Итак, Алехин категорически отвергает свое авторство и утверждает, что смог ознакомиться со статьями уже после того, как они были опубликованы. Во время войны он попросту опасался возмущаться подлогом, поскольку и он сам, и его жена находились под наблюдением гестапо. В любом случае, в условиях оккупации искать правды у оккупантов — дело бессмысленное и бесперспективное. Именно поэтому все разбирательства были оставлены им на послевоенное время, до тех пор, пока не падет нацистский режим. Кроме этого письма организатору турнира в Лондоне, Алехин отрицал свою причастность к статьям и в интервью. Впервые он заговорил вскоре после освобождения Парижа в 1944 г. В декабре 1944 г. журнал «British Chess Magazine», а в январе 1945 г. журнал «Chess» опубликовали со ссылкой на материал в испанском издании «News Review» от 23 ноября 1944 г. заявление Алехина о непричастности к статьям в «Pariser Zeitung». Алехин возмущенно опровергал обвинения в связях с нацистами. Участие в немецких шахматных турнирах и публикации в нацистских СМИ он объяснил принуждением и сказал, что статьи, искаженные впоследствии немцами, написал ради выездной визы из Франции.

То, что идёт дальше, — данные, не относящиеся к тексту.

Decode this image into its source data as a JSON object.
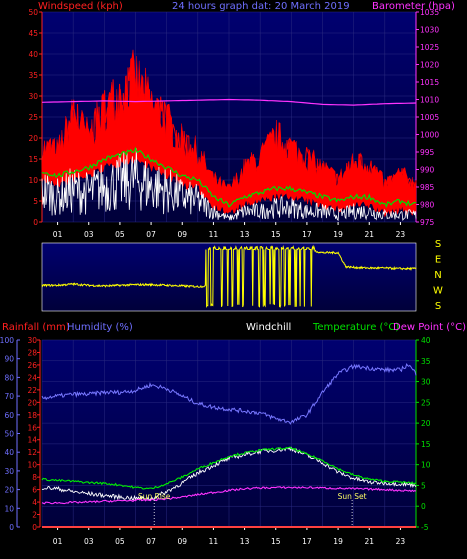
{
  "colors": {
    "background": "#000000",
    "plot_bg_top": "#000066",
    "plot_bg_bottom": "#00003f",
    "axis_red": "#ff2020",
    "axis_pink": "#ff33ff",
    "axis_blue": "#6f6fff",
    "axis_green": "#00e000",
    "axis_yellow": "#ffff00",
    "grid": "#2a2a80",
    "white": "#ffffff"
  },
  "chart_data": [
    {
      "id": "wind-barometer",
      "type": "line",
      "title": "24 hours graph dat: 20 March 2019",
      "left_axis_label": "Windspeed (kph)",
      "right_axis_label": "Barometer (hpa)",
      "left_ticks": [
        "50",
        "45",
        "40",
        "35",
        "30",
        "25",
        "20",
        "15",
        "10",
        "5",
        "0"
      ],
      "right_ticks": [
        "1035",
        "1030",
        "1025",
        "1020",
        "1015",
        "1010",
        "1005",
        "1000",
        "995",
        "990",
        "985",
        "980",
        "975"
      ],
      "x_ticks": [
        "01",
        "03",
        "05",
        "07",
        "09",
        "11",
        "13",
        "15",
        "17",
        "19",
        "21",
        "23"
      ],
      "ylim_left": [
        0,
        50
      ],
      "ylim_right": [
        975,
        1035
      ],
      "x_range_hours": [
        0,
        24
      ],
      "series": [
        {
          "id": "barometer",
          "color": "#ff33ff",
          "axis": "right",
          "x": [
            0,
            2,
            4,
            6,
            8,
            10,
            12,
            14,
            16,
            18,
            20,
            22,
            24
          ],
          "y": [
            1009.2,
            1009.4,
            1009.6,
            1009.4,
            1009.6,
            1009.8,
            1010.0,
            1009.8,
            1009.4,
            1008.6,
            1008.4,
            1008.8,
            1009.0
          ]
        },
        {
          "id": "gust",
          "color": "#ff0000",
          "axis": "left",
          "x": [
            0,
            1,
            2,
            3,
            4,
            5,
            6,
            7,
            8,
            9,
            10,
            11,
            12,
            13,
            14,
            15,
            16,
            17,
            18,
            19,
            20,
            21,
            22,
            23,
            24
          ],
          "y": [
            14,
            13,
            20,
            16,
            21,
            24,
            27,
            22,
            19,
            15,
            13,
            8,
            6,
            10,
            12,
            16,
            14,
            12,
            10,
            8,
            11,
            11,
            7,
            9,
            7
          ]
        },
        {
          "id": "average",
          "color": "#00dd00",
          "axis": "left",
          "x": [
            0,
            1,
            2,
            3,
            4,
            5,
            6,
            7,
            8,
            9,
            10,
            11,
            12,
            13,
            14,
            15,
            16,
            17,
            18,
            19,
            20,
            21,
            22,
            23,
            24
          ],
          "y": [
            12,
            11,
            12,
            13,
            15,
            16,
            17,
            15,
            13,
            11,
            10,
            6,
            4,
            6,
            7,
            8,
            8,
            7,
            6,
            5,
            6,
            6,
            4,
            5,
            4
          ]
        },
        {
          "id": "speed",
          "color": "#ffffff",
          "axis": "left",
          "x": [
            0,
            1,
            2,
            3,
            4,
            5,
            6,
            7,
            8,
            9,
            10,
            11,
            12,
            13,
            14,
            15,
            16,
            17,
            18,
            19,
            20,
            21,
            22,
            23,
            24
          ],
          "y": [
            9,
            7,
            9,
            8,
            10,
            11,
            12,
            10,
            9,
            7,
            6,
            3,
            1,
            3,
            3,
            4,
            4,
            3,
            3,
            2,
            3,
            3,
            2,
            2,
            2
          ]
        }
      ]
    },
    {
      "id": "wind-direction",
      "type": "line",
      "right_axis_label_letters": [
        "S",
        "E",
        "N",
        "W",
        "S"
      ],
      "x_range_hours": [
        0,
        24
      ],
      "series": [
        {
          "id": "direction",
          "color": "#ffff00",
          "x": [
            0,
            1,
            2,
            3,
            4,
            5,
            6,
            7,
            8,
            9,
            10,
            10.5,
            11,
            11.5,
            12,
            12.5,
            13,
            13.5,
            14,
            14.5,
            15,
            15.5,
            16,
            16.5,
            17,
            18,
            19,
            19.5,
            20,
            21,
            22,
            23,
            24
          ],
          "y": [
            0.37,
            0.37,
            0.39,
            0.37,
            0.36,
            0.37,
            0.38,
            0.38,
            0.37,
            0.36,
            0.35,
            0.36,
            0.96,
            0.05,
            0.96,
            0.04,
            0.95,
            0.05,
            0.96,
            0.05,
            0.96,
            0.05,
            0.95,
            0.05,
            0.93,
            0.88,
            0.88,
            0.66,
            0.65,
            0.64,
            0.64,
            0.63,
            0.63
          ]
        }
      ]
    },
    {
      "id": "temp-humidity",
      "type": "line",
      "label_rainfall": "Rainfall (mm)",
      "label_humidity": "Humidity (%)",
      "label_windchill": "Windchill",
      "label_temperature": "Temperature (°C)",
      "label_dewpoint": "Dew Point (°C)",
      "label_sunrise": "Sun Rise",
      "label_sunset": "Sun Set",
      "sunrise_hour": 7.2,
      "sunset_hour": 19.9,
      "humidity_ticks": [
        "100",
        "90",
        "80",
        "70",
        "60",
        "50",
        "40",
        "30",
        "20",
        "10",
        "0"
      ],
      "rain_ticks": [
        "30",
        "28",
        "26",
        "24",
        "22",
        "20",
        "18",
        "16",
        "14",
        "12",
        "10",
        "8",
        "6",
        "4",
        "2",
        "0"
      ],
      "temp_ticks": [
        "40",
        "35",
        "30",
        "25",
        "20",
        "15",
        "10",
        "5",
        "0",
        "-5"
      ],
      "x_ticks": [
        "01",
        "03",
        "05",
        "07",
        "09",
        "11",
        "13",
        "15",
        "17",
        "19",
        "21",
        "23"
      ],
      "ylim_humidity": [
        0,
        100
      ],
      "ylim_temperature": [
        -5,
        40
      ],
      "x_range_hours": [
        0,
        24
      ],
      "series": [
        {
          "id": "humidity",
          "color": "#7777ff",
          "axis": "humidity",
          "x": [
            0,
            1,
            2,
            3,
            4,
            5,
            6,
            7,
            8,
            9,
            10,
            11,
            12,
            13,
            14,
            15,
            16,
            17,
            18,
            19,
            20,
            21,
            22,
            23,
            23.5,
            24
          ],
          "y": [
            69,
            70,
            71,
            71,
            72,
            72,
            73,
            76,
            74,
            70,
            66,
            64,
            63,
            62,
            61,
            58,
            56,
            60,
            72,
            82,
            86,
            85,
            84,
            84,
            87,
            82
          ]
        },
        {
          "id": "temperature",
          "color": "#00ee00",
          "axis": "temperature",
          "x": [
            0,
            1,
            2,
            3,
            4,
            5,
            6,
            7,
            8,
            9,
            10,
            11,
            12,
            13,
            14,
            15,
            16,
            17,
            18,
            19,
            20,
            21,
            22,
            23,
            24
          ],
          "y": [
            6.5,
            6.2,
            6.0,
            5.7,
            5.5,
            5.1,
            4.5,
            4.2,
            5.4,
            7.0,
            9.0,
            10.5,
            12.0,
            12.8,
            13.5,
            13.8,
            14.0,
            12.5,
            11.0,
            9.0,
            7.5,
            6.5,
            6.0,
            5.8,
            5.5
          ]
        },
        {
          "id": "windchill",
          "color": "#ffffff",
          "axis": "temperature",
          "x": [
            0,
            1,
            2,
            3,
            4,
            5,
            6,
            7,
            8,
            9,
            10,
            11,
            12,
            13,
            14,
            15,
            16,
            17,
            18,
            19,
            20,
            21,
            22,
            23,
            24
          ],
          "y": [
            4.5,
            4.2,
            3.5,
            3.0,
            2.6,
            2.2,
            1.9,
            1.8,
            3.5,
            5.6,
            8.0,
            9.8,
            11.5,
            12.4,
            13.2,
            13.5,
            13.9,
            12.2,
            10.5,
            8.2,
            6.7,
            5.8,
            5.6,
            5.4,
            5.1
          ]
        },
        {
          "id": "dewpoint",
          "color": "#ff33ff",
          "axis": "temperature",
          "x": [
            0,
            1,
            2,
            3,
            4,
            5,
            6,
            7,
            8,
            9,
            10,
            11,
            12,
            13,
            14,
            15,
            16,
            17,
            18,
            19,
            20,
            21,
            22,
            23,
            24
          ],
          "y": [
            0.8,
            0.8,
            0.9,
            1.0,
            1.2,
            1.3,
            1.4,
            1.5,
            1.8,
            2.2,
            2.8,
            3.3,
            3.8,
            4.2,
            4.4,
            4.5,
            4.5,
            4.5,
            4.4,
            4.3,
            4.2,
            4.1,
            4.0,
            3.8,
            3.7
          ]
        },
        {
          "id": "rainfall",
          "color": "#ff4040",
          "axis": "humidity",
          "x": [
            0,
            24
          ],
          "y": [
            0,
            0
          ]
        }
      ]
    }
  ]
}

Журнал «Chess» как будто с облегчением выдохнул по этому поводу: «Мы всегда придерживались позиции, что Алехина нельзя заклеймить как нацистского пособника, не дав ему возможности защитить себя. И мы никогда не чувствовали, что имеем право критиковать Алехина за участие в немецких шахматных турнирах, когда он жил в странах, оккупированных фашистами. <…> Керес тоже играл в них, а Эйве провел матч с Боголюбовым в Карлсбаде в 1941 г.».

В феврале 1945 г. в американском журнале «Chess Review» появилась заметка «Алехин объясняет свое поведение во время войны». В заметке говорилось, что чемпион мира наконец-то дал разъяснения поступкам, из-за которых многие начали думать о нем как о нацистском пособнике.

Однако уверения чемпиона мира не были приняты без возражений. По сей день среди исследователей и любителей шахмат ведутся споры о том, писал или не писал Александр Алехин скандальные статьи для «Pariser Zeitung». Например, Ю. Н. Шабуров считает, что измышления о сотрудничестве Алехина с немецкими властями через «Pariser Zeitung» нелепы. Однако, как видно из письма Алехина организаторам турнира в Лондоне, сам он не отрицает сотрудничества, но объясняет его необходимостью и своим тяжелым положением во время войны. Алехин пишет, что его статьи были кем-то грубо перевраны. И Шабуров, очевидно, имея в виду более раннее исследование П. Морана, делает предположение, что тексты Алехина исказил редактор «Pariser Zeitung» Т. Гербец — «ярый нацист и антисемит». Однако, если Ю. Н. Шабуров основывается на книге П. Морана, то он явно недоговаривает, потому что Моран действительно указывает на сходство взглядов Гербеца и Алехина, сравнивая написанное в разное время одним и другим. Но вывод из этого делается иной: не Гербец правил Алехина, а сам Алехин воспользовался выкладками Гербеца для своих целей. Кроме того, Алехин не мог не знать Гербеца, если тот работал в журнале «Pariser Zeitung». Однако в письме к Хаттон-Уорду, заявляя, что его материалы, предоставленные к печати в 1941 г., «относились к необходимой реконструкции Международной шахматной федерации с критической оценкой теорий Стейница и Ласкера, написанной задолго до 1939 года», он ни словом не обмолвился ни о том, кому передал эти материалы, ни о том, кто мог бы их исказить. Ни имени Гербеца, ни чьего бы то ни было другого имени — что подтвердило бы его слова и придало бы им достоверности — он не назвал.